Dieses Thema im Programm: MDR SACHSEN-ANHALT – Das Radio wie wir | 23. Mai 2024 | 05:40 Uhr

8 Kommentare

Tom0815 vor 3 Wochen

@Nudel81
Zum Beispiel bei Wikipedia können Sie hierzu nachlesen:
"Während die Verhandlungen über den Einigungsvertrag (EV) liefen, entbrannten unter Verfassungsrechtlern sowie in der Öffentlichkeit der beiden damaligen deutschen Staaten heftige Diskussionen über den besseren Weg: einen Beitritt nach Artikel 23 Satz 2 GG oder eine staatliche Neukonstituierung nach Art. 146 GG.[10][11][12][13] Im August 1990 votierte die Volkskammer der Deutschen Demokratischen Republik (DDR) für den Beitritt nach Art. 23 GG..."

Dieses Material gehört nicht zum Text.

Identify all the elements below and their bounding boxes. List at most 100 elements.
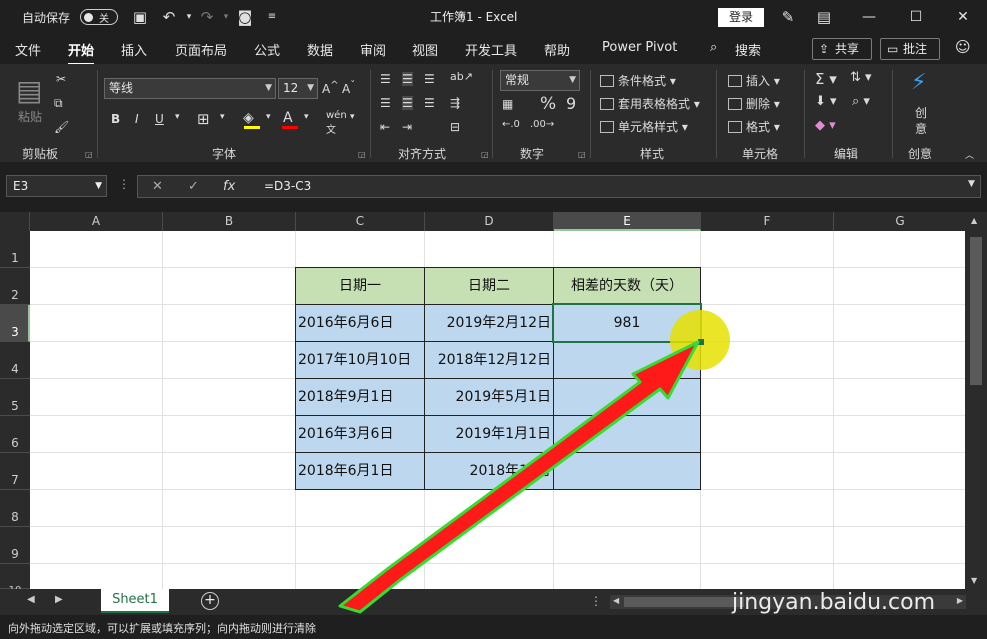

Was Sie schreiben stimmt so also nicht. Es gab zwei MÖGLICHKEITEN und man hat sich für eine davon entschieden. Also wenn wir über Gesetze sprechen (und ich bin kein Jurist) ist schon etwas Genauigkeit empfehlenswert. Gerade in Gesetzen sind eben keine Wunschlisten.

Nudel81 vor 3 Wochen

Die wahre Geschichte und dazu steht im Grundgesetz. Daß im Falle der Vereinigung von Deutschland ein neues gesamt deutsches Grundgesetz gegeben wird. Vielleicht auch erwähnen das diesen Artikel man seitens Westen unter den Tisch fallen lassen. Damit hat man von Anfang an den Ostdeutschen herabgesetzt. Bis heute kommt aus den alten Bundesländern der Vorwurf die Ossis seien nicht Demokratiefähig.

kleinerfrontkaempfer vor 3 Wochen

"Alles drin was unser Leben beinhaltet". =>
Z.B. das Recht auf Arbeit. Denn ohne die, ohne den Verkauf der Arbeitskraft ist alles nix in diesem System, im Leben.